Несмотря на свой почтенный возраст, Степан Андреевич принимает активное непосредственное участие в военно-патриотическом воспитании новых поколений, выступая перед учащимися образовательных организаций и студентами гражданских и военных учебных заведений Москвы.

Он активный участник международных и всероссийских научных конференций, постоянный автор российских научных периодических изданий. В работах ученого убедительно показана неразрывная взаимосвязь философии военной науки, как с ее историей, так и с одной из ее важнейших функций – прогнозирования развития ключевых аспектов военного дела.
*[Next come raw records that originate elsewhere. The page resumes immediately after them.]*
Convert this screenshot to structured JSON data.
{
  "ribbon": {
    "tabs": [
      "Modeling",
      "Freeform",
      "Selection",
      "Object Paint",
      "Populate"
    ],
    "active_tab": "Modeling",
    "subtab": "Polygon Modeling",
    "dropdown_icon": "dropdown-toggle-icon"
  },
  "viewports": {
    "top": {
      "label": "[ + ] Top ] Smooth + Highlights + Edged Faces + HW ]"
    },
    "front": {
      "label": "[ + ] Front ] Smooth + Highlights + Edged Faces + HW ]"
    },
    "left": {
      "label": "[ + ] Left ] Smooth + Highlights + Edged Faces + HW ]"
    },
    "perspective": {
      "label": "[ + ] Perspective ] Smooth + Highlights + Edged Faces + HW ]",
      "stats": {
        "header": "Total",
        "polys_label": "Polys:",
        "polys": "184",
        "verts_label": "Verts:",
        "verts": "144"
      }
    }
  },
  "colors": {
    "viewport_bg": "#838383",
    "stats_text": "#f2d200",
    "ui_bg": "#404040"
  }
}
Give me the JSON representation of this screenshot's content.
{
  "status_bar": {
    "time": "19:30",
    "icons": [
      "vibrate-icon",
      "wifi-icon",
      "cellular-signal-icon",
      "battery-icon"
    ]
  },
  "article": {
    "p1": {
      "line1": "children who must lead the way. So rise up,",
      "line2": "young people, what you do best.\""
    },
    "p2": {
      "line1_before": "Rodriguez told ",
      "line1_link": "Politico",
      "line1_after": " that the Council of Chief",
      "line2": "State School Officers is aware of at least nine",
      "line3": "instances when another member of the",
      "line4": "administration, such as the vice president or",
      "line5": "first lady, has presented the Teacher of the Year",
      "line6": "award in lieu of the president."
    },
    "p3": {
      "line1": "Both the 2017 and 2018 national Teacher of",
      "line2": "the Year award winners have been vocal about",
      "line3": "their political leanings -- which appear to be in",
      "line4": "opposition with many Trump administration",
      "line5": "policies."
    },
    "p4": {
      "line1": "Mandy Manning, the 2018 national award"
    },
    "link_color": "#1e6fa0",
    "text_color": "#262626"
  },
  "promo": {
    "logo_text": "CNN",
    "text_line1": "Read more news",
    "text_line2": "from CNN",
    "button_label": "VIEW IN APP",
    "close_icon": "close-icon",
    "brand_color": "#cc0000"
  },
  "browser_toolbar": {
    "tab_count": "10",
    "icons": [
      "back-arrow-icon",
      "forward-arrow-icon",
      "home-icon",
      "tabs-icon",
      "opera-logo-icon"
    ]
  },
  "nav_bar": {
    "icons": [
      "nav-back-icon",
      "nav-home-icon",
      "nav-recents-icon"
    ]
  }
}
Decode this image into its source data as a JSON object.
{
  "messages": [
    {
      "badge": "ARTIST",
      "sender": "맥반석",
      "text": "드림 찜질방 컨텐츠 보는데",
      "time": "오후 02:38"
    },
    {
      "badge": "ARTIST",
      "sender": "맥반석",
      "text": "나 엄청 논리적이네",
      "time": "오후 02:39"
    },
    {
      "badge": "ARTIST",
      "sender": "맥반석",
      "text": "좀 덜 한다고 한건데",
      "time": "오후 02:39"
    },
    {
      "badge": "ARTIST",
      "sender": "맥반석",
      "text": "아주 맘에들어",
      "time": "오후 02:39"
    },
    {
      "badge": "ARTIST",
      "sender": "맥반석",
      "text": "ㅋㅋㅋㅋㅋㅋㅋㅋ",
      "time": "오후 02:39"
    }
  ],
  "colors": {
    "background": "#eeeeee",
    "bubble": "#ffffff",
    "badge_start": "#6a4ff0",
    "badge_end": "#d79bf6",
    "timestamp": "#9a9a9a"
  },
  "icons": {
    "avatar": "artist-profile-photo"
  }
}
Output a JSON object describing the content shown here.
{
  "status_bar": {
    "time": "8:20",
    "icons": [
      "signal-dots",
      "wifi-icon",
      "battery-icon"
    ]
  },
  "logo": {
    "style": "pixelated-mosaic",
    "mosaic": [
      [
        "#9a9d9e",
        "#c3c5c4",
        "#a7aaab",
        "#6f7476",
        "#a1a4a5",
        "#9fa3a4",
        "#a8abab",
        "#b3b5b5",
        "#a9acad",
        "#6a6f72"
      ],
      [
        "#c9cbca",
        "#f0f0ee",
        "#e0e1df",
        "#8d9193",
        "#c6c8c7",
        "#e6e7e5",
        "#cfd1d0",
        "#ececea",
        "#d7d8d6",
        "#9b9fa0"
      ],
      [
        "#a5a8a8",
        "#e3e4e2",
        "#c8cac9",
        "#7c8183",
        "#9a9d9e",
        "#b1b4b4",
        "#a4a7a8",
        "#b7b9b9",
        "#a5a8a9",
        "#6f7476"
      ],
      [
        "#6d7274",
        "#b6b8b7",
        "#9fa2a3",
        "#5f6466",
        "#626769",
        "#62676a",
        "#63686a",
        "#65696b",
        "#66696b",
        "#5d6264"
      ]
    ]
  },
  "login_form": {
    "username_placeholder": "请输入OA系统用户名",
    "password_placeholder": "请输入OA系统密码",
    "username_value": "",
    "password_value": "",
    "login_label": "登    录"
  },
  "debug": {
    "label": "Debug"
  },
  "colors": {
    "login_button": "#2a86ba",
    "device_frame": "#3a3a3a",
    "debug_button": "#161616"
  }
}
Многими исследователями отмечаются его работы: «Необходимость и случайность в войне» (1962 г.); «Философия и военная теория» (1975 г.); «Война и современность» (1986 г.); «Отечественная военная наука» (2001 г.); «Законы войны» (2002 г.); «Новый порядок мира» (2003 г.); «В прошлом ищут не пепел – огонь» (2005 г.); «Долг и память» (2007 г.); «Борьба за огонь» (2010 г.); «Негасимое пламя Великой Победы» (2013 г.); «Отечественная военная наука: страницы истории проблемы, тенденции» (2013 г.); «Философские проблемы науки и военно-научного познания» (2015 г.); "Мой век. Опыт преодоления и созидания" (2020 г.). Подготовленные Степаном Андреевичем специалисты активно трудятся в государственных органах власти, образовательных организациях, военных структурах.


Глядя на удивительно человека, нельзя не поразиться его оптимизму и работоспособности. Он всегда полон новых идей и замыслов, при этом абсолютно скромен и отзывчив, настоящий интеллигент и интеллектуал. Всегда с любым собеседником сходу может процитировать кого-то из великих философов - добавляя глубину к пониманию любой общественно значимой темы.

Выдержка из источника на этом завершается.